Suburban b-boys may think they’re lionizing the old school when they don their Adidas shell-toes, but what they’re really nostalgic for is what local rapper Samson S. jokingly dubs “middle school”: the late-’80s and early-’90s heyday of De La Soul, Tribe Called Quest, Run DMC, Public Enemy, and Gang Starr.

Could it be possible that since the deaths of Tupac Shakur and the Notorious B.I.G., rap fans are sick of the ultraviolent gangsta hegemony? It happens all the time that rock musicians hide backgrounds of education or privilege, and sadly rappers joined in, denying their idealism in order to establish their street cred. The late-’80s role model wasn’t hard gangsta, it was enlightened boho, and acts of the time weren’t afraid to say they had more on their minds than where their next million dollars/bottle of Cristalle were coming from. Showing his idealistic middle-school roots on Gang Starr’s new record, Moment of Truth, Guru says of his music, “There’s always a message involved.”

Then again, the nostalgia could stem from the reign of simplistic acts like Master P and Puff Daddy. Maybe folks are missing the middle-schoolers’ sheer musical variety. A group like De La Soul made no bones about its pop, rock, and jazz influences—not just Top 40, but Lou Reed, obscure synth-pop, even Schoolhouse Rock. Fugees rapper Wyclef Jean, who usually busts out a guitar at least once in his live sets, recently announced that he’d produce a new Earth, Wind & Fire record.

Jean is just one of the artists on the nostalgia-stoking lineup for this year’s Smokin’ Grooves Tour, which stops in Seattle this week. Public Enemy and Gang Starr are also on the bill; both groups recently released their first new records in four years. Another hip-hop group from the early ’90s that seemed in danger of breaking up, Cypress Hill, returns for its third year on the tour—its first with Sen-Dog returning to the fold after a two-year absence.

But maybe the harbinger of hip-hop’s next wave is openers Black Eyed Peas, who sample the same sources as their predecessors on their Interscope debut, Behind the Front.
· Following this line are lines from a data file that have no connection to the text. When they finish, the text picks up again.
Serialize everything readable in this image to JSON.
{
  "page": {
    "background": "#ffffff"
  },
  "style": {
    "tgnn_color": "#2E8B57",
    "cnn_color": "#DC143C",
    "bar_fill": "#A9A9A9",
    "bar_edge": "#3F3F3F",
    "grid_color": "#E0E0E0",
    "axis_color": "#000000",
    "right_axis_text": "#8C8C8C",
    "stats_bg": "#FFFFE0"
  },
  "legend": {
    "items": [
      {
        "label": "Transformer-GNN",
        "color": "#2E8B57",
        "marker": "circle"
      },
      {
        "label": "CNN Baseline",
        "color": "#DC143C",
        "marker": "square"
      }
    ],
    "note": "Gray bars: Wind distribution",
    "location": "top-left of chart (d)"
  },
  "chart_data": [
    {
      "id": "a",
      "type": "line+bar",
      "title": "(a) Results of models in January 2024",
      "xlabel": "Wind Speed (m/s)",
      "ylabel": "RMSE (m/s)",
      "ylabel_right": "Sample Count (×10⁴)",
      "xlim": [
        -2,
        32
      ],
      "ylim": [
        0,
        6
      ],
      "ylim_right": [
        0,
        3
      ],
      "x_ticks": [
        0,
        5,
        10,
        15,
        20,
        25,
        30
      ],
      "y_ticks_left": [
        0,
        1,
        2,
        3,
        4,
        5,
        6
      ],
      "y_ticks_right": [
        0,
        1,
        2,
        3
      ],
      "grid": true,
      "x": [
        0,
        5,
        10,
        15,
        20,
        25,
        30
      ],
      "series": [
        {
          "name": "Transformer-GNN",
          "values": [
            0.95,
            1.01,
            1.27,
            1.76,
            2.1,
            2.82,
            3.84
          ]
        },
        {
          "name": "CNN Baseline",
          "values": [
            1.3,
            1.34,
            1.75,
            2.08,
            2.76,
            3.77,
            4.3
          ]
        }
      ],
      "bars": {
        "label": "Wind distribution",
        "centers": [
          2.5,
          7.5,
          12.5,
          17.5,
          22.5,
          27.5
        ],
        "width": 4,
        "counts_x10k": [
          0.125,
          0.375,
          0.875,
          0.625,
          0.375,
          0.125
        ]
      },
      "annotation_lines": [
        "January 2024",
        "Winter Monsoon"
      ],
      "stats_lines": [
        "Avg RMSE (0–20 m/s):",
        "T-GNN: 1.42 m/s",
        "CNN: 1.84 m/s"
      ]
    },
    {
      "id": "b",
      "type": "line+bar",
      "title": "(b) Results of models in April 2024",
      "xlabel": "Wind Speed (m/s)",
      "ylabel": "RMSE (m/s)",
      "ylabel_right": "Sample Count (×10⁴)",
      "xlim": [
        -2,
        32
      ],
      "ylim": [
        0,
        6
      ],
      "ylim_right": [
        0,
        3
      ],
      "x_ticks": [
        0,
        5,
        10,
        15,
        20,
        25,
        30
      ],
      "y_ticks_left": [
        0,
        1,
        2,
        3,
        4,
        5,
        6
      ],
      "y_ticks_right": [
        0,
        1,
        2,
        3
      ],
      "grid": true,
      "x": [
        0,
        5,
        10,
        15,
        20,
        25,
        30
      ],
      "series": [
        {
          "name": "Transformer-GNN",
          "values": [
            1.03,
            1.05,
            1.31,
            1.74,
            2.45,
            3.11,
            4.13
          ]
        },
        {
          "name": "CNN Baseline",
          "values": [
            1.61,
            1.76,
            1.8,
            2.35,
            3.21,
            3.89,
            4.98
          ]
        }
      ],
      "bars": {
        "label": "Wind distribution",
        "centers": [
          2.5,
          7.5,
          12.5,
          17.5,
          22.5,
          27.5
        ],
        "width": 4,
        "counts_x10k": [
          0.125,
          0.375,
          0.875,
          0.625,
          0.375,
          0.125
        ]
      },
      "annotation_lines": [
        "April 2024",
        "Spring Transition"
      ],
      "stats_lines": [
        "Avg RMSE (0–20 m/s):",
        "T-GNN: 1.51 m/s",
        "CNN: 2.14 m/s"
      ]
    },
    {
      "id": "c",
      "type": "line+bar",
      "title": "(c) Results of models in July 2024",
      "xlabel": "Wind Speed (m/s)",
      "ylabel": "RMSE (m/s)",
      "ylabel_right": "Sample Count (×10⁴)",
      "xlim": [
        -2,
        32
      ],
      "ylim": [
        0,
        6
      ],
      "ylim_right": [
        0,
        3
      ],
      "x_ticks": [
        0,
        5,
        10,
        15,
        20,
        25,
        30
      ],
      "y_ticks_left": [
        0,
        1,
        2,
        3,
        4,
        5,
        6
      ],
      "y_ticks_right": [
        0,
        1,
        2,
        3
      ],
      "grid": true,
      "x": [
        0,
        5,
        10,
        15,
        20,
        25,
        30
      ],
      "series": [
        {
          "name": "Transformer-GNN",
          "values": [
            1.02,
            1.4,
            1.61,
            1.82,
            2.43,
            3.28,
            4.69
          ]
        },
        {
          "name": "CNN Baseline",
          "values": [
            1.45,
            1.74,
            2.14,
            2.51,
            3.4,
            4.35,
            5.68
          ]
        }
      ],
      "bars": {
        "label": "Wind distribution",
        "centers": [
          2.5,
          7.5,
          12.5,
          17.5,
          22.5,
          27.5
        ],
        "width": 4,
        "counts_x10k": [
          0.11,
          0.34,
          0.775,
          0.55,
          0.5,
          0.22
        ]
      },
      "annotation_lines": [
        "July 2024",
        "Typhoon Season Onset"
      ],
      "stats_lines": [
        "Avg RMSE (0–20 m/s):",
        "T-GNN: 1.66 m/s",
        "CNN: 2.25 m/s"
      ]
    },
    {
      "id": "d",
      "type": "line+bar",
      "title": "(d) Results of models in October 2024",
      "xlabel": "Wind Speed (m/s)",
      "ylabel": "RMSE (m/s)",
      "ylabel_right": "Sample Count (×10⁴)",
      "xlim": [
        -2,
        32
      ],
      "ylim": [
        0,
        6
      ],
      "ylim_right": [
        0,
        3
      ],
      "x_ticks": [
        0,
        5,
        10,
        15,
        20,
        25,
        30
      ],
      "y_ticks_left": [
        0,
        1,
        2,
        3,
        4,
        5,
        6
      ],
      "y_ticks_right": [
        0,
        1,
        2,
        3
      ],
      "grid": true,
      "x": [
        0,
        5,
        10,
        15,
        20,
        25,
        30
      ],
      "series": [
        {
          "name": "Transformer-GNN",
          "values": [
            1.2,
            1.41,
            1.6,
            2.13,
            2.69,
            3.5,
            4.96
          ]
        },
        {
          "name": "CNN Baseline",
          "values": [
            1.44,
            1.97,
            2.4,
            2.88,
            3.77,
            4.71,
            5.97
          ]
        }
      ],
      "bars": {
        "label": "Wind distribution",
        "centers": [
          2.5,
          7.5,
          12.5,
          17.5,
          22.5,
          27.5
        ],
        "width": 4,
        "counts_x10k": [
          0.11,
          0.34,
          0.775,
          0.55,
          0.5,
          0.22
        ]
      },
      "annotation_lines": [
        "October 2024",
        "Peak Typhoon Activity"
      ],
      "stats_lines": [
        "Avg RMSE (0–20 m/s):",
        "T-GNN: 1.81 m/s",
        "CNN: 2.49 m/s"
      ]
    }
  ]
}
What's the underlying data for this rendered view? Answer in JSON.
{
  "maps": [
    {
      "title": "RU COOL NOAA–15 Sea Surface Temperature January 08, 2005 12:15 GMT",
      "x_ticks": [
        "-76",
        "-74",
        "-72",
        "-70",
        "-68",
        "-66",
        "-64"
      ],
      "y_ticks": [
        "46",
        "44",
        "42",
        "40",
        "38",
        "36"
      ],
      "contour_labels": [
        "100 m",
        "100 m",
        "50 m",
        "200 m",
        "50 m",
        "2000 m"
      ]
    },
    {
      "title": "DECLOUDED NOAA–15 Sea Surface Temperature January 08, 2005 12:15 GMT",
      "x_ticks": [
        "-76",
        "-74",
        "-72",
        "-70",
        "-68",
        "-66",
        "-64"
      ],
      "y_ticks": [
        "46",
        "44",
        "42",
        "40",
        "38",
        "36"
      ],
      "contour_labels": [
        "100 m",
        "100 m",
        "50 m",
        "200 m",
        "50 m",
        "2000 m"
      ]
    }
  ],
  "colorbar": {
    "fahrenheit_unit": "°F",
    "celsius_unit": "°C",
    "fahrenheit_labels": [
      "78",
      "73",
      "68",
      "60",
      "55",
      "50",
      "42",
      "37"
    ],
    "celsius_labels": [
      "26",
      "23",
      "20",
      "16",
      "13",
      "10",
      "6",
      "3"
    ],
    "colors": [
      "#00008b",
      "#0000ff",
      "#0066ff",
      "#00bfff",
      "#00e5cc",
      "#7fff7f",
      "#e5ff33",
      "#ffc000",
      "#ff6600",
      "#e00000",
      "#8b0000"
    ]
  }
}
A sign of the times is their use of the familiar synth riff from 1984’s “White Horse”—a song that’s made it onto such varied genre compilations as ’80s Hot Dance Trax, Best of Old School, and Best of ’80s Rock.

At least one person who was there back in the day, approves of the nostalgia: “The ’80s was classic hip-hop, and classic styles are timeless,” Guru noted recently. “Just like how the ’70s were revisited last year in music and fashion, people now are revisiting the ’80s’ hip-hop style.”